I’ve reached a new stage in motherhood. The one no one told me about. That always happens right when I manage to get a little comfortable. The Messy stage. Not just my living room, or her car seat, I’m talking about my whole life. It’s messy right now. I mean don’t get me wrong, she does do things like pours a concoction of leftover juice from her plate down her shirt, with a smile on her face, much reminiscent of the cheshire cat from Alice in Wonderland. (Hotdog juice, canned peas and carrot juice, diced pear juice) Yep, that is super messy folks, but hear me out. Once again, I’m talking about my WHOLE LIFE. It’s a mess, a beautiful one.
I used to be the kind of girl who always had a dream in her heart and a daily to do list, prioritized and bullet listed with time limits. I bought an $80 planner when Violet was 4 months old. It has a section for meal plans and budgeting. I used to coupon and go to 3 different grocery stores to get the best deals. Guess how many times I’ve used that planner? You know what… let’s not talk about that. I’m pretty sure that is dried applesauce from about four months ago on the cover. Let’s talk about how now, I order groceries online via click-list. Which is fun until you have to leave the house to go get them and all your yoga pants are dirty. No joke, last week on my way to go pick them up, I had to turn back around to put on deodorant and make sure I locked the backdoor because I couldn’t for the life of me remember if I did either.

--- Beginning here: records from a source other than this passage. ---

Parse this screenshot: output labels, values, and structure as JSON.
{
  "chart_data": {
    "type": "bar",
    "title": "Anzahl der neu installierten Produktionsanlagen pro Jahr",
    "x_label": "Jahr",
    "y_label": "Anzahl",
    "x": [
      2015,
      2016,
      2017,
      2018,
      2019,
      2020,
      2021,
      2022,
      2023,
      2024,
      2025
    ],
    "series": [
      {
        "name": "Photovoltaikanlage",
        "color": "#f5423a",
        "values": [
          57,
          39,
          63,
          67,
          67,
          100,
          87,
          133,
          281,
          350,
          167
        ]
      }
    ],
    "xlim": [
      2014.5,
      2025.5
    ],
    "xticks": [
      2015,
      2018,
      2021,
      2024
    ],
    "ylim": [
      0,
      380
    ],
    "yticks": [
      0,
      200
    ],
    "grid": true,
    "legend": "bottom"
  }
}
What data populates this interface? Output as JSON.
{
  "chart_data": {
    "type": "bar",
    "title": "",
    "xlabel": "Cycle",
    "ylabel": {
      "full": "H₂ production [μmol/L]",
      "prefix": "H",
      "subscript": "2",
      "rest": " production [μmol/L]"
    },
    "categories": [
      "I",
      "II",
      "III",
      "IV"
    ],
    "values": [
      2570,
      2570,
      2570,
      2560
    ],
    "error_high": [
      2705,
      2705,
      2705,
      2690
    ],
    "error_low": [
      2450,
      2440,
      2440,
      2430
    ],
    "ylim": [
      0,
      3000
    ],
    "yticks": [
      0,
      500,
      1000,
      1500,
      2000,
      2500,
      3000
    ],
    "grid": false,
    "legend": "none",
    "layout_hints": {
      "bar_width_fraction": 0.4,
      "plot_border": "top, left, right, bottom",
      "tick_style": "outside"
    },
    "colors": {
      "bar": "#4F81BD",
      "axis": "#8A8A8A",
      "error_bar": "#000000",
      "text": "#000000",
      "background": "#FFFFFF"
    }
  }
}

I sure did remember the pacifier (clip too), raisins, cereal bar, goldfish, a sippy cup, and Elmo books. Shoes, a stuffed unicorn, the diaper bag. We weren’t even getting out of the car people! But hell hath no furry than a toddler without snacks and her unicorn!!!! Anyway, my point here is to encourage y’all to embrace the beautiful mess that might now very well be your life too. Savor those sticky fingers and teddy graham encrusted chin rolls. Stop looking at other Mothers who’s lives look perfectly in order. That’s all INSTA-Mommy propaganda anyway and you only see a corner of their living rooms. I promised you there is a reason it’s the same corner in almost every photo. WE ARE ALL A MESS! Don’t let anyone fool you.
Get off your phone and make a mess too. Break out the whipped cream paint, tickle them until they almost pee their pants (let’s not get too crazy here, we change enough diapers already.) Show them that they are the reason for the sparkle in your eyes and that you can be wild too! A Few Beautifully Messy Ideas for you and your Toddler:
•Whipped cream paint (just add food coloring)
*Pro tip- Do it in the bath tub!
• $1 paint kits from Target with a plastic placemat under it.
•$8 plastic pool from Walmart and plastic toys they all ready have. Something about me sitting in there with her makes her day! You can do this indoor without water too.
• Paint in Zip lock bags, taped to the table. You can also add baby oil and food coloring! LESS MESS, SO MUCH FUN!